Sie preßte die Fäuste gegen den Mund und gab einen keuchenden Laut des Entsetzens von sich.
Dann aber lockerte sich ihre Haltung wieder, denn sie erkannte trotz der Dunkelheit, daß es sich um zwei Stammesbrüder handelte. Sie bückten sich und glitten heran, um aktiv an dem Befreiungsunternehmen mitzuwirken.
„Numil und Moho“, flüsterte Hauula begeistert. „Pele sei Dank! Wenn Zegú und Thomas nur wüßten, daß es euch geglückt ist …“
„Warte“, raunte Andai ihr zu. „Wir haben erst den Anfang geschafft. He, ihr zwei, habt ihr die Waffen?“
„Nein“, erwiderte Numil.
„Der Weg zur Waffenkammer im Achterdeck ist versperrt“, flüsterte Moho. „In dem einen Raum davor brennt Licht.
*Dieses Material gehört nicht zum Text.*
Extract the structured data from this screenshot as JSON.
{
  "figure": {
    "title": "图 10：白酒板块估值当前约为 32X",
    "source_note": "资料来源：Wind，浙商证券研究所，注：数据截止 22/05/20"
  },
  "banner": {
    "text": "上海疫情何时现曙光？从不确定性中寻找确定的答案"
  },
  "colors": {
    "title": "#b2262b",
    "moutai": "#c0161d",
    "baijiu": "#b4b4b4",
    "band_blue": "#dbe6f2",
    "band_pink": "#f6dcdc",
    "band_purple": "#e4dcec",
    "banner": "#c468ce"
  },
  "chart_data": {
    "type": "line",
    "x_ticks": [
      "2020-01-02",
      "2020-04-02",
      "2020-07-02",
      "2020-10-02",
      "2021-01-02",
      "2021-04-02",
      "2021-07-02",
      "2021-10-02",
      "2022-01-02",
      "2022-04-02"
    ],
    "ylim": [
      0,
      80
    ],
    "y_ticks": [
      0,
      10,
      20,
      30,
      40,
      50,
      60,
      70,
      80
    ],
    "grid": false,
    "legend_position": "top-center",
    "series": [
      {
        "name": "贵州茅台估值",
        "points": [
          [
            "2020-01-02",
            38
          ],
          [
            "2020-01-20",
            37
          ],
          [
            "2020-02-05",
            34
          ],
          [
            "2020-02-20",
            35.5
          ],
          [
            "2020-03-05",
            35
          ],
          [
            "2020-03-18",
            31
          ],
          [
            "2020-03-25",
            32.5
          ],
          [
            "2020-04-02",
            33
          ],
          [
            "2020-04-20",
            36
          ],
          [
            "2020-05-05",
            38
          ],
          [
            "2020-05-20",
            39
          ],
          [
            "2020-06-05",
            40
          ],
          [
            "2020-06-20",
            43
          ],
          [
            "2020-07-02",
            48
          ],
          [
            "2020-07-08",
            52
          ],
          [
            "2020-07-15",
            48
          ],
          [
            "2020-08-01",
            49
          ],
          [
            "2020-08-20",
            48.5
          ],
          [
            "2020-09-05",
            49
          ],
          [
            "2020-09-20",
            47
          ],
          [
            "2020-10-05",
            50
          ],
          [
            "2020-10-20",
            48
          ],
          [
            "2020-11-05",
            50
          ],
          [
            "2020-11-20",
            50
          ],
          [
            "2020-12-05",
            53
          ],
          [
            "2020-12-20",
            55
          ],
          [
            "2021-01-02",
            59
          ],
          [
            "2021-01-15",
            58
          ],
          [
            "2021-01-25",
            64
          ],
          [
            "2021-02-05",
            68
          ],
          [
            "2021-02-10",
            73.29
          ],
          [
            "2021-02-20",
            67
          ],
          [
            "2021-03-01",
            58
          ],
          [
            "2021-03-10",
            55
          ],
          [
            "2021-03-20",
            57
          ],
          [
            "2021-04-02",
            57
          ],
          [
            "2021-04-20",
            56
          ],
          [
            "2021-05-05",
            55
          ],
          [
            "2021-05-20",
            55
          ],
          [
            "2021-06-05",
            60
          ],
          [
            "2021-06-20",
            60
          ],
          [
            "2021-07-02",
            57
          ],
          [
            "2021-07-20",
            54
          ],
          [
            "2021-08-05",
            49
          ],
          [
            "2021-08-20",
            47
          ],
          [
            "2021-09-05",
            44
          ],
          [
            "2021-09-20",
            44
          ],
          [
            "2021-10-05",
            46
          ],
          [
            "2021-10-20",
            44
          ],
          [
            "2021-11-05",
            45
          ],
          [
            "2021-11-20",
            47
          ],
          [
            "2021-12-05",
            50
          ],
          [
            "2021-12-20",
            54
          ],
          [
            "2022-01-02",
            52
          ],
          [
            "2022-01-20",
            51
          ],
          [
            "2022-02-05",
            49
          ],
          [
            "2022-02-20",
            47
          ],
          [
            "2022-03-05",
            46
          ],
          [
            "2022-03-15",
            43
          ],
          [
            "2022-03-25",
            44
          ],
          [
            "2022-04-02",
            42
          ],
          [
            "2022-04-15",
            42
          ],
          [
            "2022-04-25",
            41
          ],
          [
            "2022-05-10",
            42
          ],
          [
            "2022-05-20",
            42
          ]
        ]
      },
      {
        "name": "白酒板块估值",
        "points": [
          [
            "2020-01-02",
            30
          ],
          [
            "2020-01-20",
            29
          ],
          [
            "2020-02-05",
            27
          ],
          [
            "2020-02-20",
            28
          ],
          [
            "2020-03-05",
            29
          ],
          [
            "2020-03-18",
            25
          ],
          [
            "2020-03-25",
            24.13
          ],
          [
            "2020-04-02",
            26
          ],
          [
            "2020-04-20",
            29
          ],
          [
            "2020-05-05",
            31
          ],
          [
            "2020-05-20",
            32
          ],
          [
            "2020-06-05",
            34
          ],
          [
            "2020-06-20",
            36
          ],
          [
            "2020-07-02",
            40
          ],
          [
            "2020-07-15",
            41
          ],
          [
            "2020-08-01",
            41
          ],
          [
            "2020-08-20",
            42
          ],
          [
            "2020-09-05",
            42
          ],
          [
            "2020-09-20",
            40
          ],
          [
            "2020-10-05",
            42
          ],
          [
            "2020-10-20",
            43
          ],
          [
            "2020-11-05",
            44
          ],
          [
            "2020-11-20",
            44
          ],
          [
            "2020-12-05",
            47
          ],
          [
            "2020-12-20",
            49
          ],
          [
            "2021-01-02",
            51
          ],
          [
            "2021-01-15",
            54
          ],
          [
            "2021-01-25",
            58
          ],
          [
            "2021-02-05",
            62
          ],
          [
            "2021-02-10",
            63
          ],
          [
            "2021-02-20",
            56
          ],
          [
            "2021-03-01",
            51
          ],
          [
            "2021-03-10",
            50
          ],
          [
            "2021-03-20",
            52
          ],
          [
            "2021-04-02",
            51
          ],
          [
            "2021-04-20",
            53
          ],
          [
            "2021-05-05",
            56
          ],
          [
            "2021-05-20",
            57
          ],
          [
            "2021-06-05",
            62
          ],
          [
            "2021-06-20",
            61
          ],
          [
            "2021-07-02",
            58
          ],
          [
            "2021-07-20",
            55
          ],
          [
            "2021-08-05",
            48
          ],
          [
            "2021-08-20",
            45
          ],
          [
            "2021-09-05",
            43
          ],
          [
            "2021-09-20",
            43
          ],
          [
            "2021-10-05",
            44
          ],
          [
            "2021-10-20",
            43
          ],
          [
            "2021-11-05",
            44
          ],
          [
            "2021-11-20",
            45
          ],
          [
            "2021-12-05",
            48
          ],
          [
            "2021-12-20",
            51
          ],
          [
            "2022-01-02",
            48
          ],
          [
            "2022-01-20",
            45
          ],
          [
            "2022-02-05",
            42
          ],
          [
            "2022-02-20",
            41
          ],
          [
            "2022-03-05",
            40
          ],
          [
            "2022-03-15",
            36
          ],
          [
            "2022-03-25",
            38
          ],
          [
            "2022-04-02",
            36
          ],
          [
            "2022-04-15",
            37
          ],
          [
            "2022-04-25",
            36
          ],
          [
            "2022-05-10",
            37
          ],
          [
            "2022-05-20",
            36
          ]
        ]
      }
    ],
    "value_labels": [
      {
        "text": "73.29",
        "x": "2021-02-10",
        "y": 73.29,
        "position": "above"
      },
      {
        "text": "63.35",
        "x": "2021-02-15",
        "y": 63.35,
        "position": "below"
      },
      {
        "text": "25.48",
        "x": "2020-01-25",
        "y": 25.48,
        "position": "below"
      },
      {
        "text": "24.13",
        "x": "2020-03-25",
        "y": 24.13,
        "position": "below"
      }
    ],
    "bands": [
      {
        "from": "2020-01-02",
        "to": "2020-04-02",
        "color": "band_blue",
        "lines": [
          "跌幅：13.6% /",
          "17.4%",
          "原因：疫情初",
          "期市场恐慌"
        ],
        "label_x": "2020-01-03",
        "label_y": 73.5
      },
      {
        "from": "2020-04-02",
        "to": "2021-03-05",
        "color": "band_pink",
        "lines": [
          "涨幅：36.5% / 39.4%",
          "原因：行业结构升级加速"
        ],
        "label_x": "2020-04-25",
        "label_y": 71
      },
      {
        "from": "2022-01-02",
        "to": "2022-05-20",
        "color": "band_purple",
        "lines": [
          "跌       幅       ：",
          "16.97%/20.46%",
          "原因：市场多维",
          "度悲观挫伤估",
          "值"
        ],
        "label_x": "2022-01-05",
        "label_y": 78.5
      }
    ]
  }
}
Dort sitzen mehrere Kerle beisammen und trinken und fluchen.“
„Die Wachablösung in der Mannschaftsmesse“, murmelte Andai. „Es sind mindestens vier Mann, schätze ich. Die sind mit den Pistolen schnell bei der Hand, außerdem haben sie Musketen, Messer und Säbel. Ehe wir sie überwältigen können, haben sie die meisten von uns getötet. Nein, auf diesem Weg können wir nicht in die Waffenkammer.“
„Dann bleibt nur der Weg über die Kuhl“, sagte Hauula.
„Oben stehen auch vier Männer“, gab Moho zu bedenken. „Die Ankerwache.“
„Vielleicht ist die leichter abzulenken“, wisperte Hauula.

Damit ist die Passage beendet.